The 2012 elections are projected to be the most expensive on record. Already in 2008 we saw the first billion-dollar presidential race, with Obamas campaign spending about $730 million while John McCain spent around $330 million. Together, Obama and Romney have already raised over $300 million and are predicted to surpass the billion-dollar mark by November, probably by a wide margin.
With the 2010 Supreme Court decision in Citizens United v. Federal Election Commission, there will be even more massive cash flows from the general treasuries of corporations spent on ads to advocate the election or defeat of candidates. Already, independent expenditures from outside groups that are not political parties are fast approaching $150 million, more than double the amount in the 2010 election.
In the 2008 election, Barack Obama raised $42.8 million from the finance/insurance/real estate industries, with $16 million of that coming from the securities and investment industry, more commonly called Wall Street (Politifact.com, 5/24/12).
This time around, Obama has already raised about $8.4 million from the finance, insurance, and real estate industries, including about $3 million from securities and investment (Center for Responsive Politics). He has also raised over $2.5 million from the internet and technology sector, with Microsoft, Google, Comcast, and Time Warner being among his top donors. Also among his top contributors are a number of law firms that represent large corporations.
No doubt these campaign contributions and independent expenditures will be rewarded if Obama maintains his presidency. For decades now, we have seen massive influxes of corporate cash flooding our elections. Candidates are up for sale, with the highest bidders buying them off and delivering them to the White House and Congress. It is becoming increasingly obvious that democracy under capitalism is only democracy for the privileged elite and is not run in the interests of working people and the oppressed.

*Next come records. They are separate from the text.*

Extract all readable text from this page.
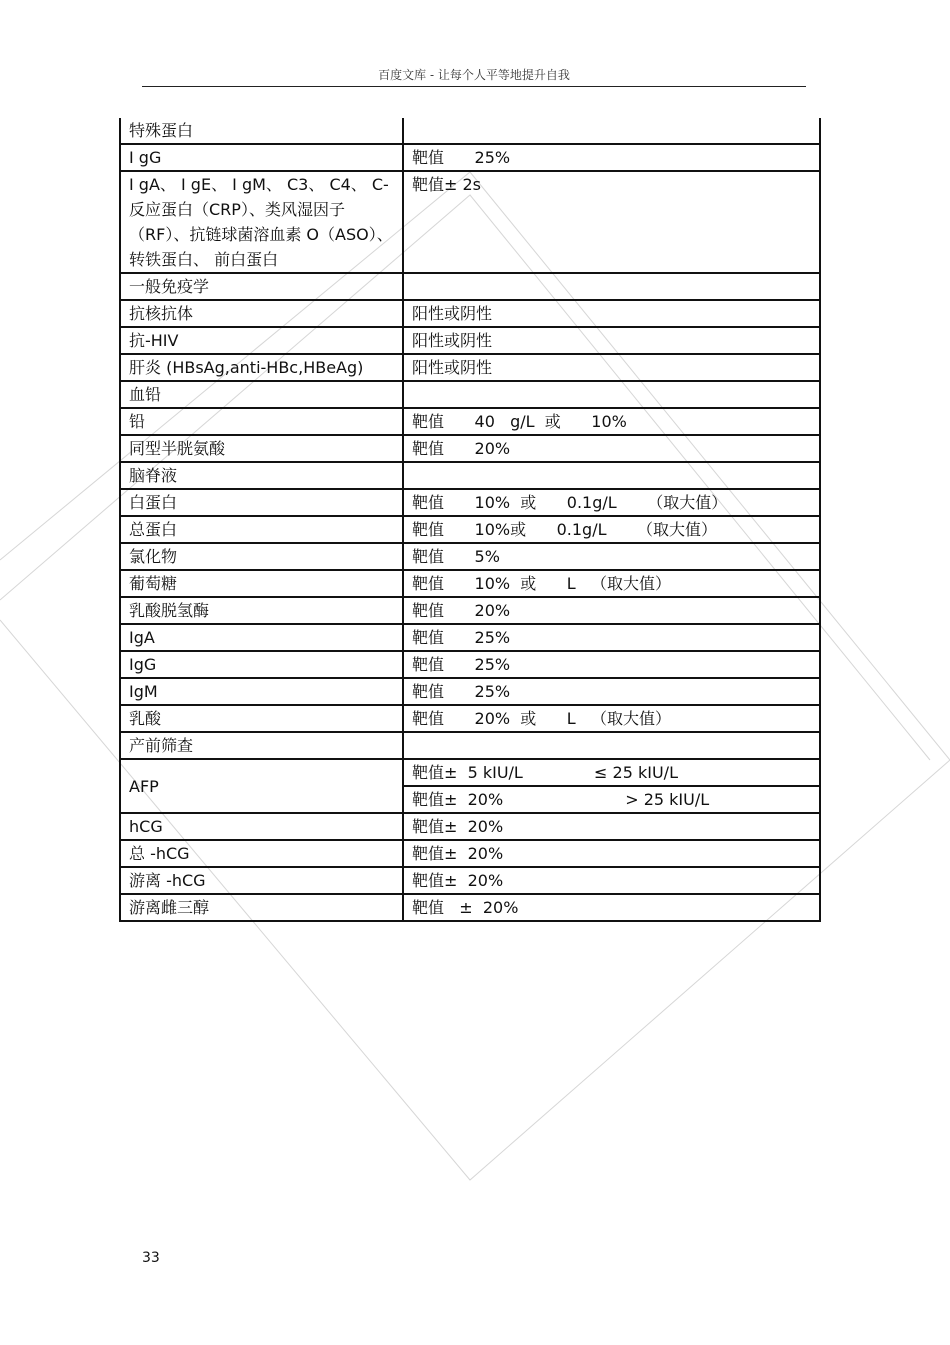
百度文库 - 让每个人平等地提升自我
特殊蛋白	
I gG	靶值      25%
I gA、 I gE、 I gM、 C3、 C4、 C-反应蛋白（CRP）、类风湿因子（RF）、抗链球菌溶血素 O（ASO）、转铁蛋白、 前白蛋白	靶值± 2s
一般免疫学	
抗核抗体	阳性或阴性
抗-HIV	阳性或阴性
肝炎 (HBsAg,anti-HBc,HBeAg)	阳性或阴性
血铅	
铅	靶值      40   g/L  或      10%
同型半胱氨酸	靶值      20%
脑脊液	
白蛋白	靶值      10%  或      0.1g/L      （取大值）
总蛋白	靶值      10%或      0.1g/L      （取大值）
氯化物	靶值      5%
葡萄糖	靶值      10%  或      L   （取大值）
乳酸脱氢酶	靶值      20%
IgA	靶值      25%
IgG	靶值      25%
IgM	靶值      25%
乳酸	靶值      20%  或      L   （取大值）
产前筛查	
AFP	靶值±  5 kIU/L              ≤ 25 kIU/L
	靶值±  20%                        > 25 kIU/L
hCG	靶值±  20%
总 -hCG	靶值±  20%
游离 -hCG	靶值±  20%
游离雌三醇	靶值   ±  20%
33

Barack Obama and the Democrats successfully used the 2008 election to cast themselves as the candidate and party for working people. The experience of the Democrats in power, however, has once again torn away the veil to reveal their corporate character: from the massive, no-strings-attached bailout of the big banks during his first months as president to his embrace of massive budget cuts to vital social programs last year, Obama has made it clear that he and his party are not on the side of working people.
Both parties are parties of and for corporate America. The ruling class treats the elections like they treat other investments: capitalists analyze both the Republican and Democratic candidates and see which one is most likely to win. They then hedge their bets, oftentimes throwing campaign contributions at both candidates in order to ensure their profits are protected regardless of which candidate emerges victorious.
This further underscores the need to break with the two-party system and form an independent workers party that owes nothing to Wall Street or big corporations and can fight unequivocally to better the lives of working people.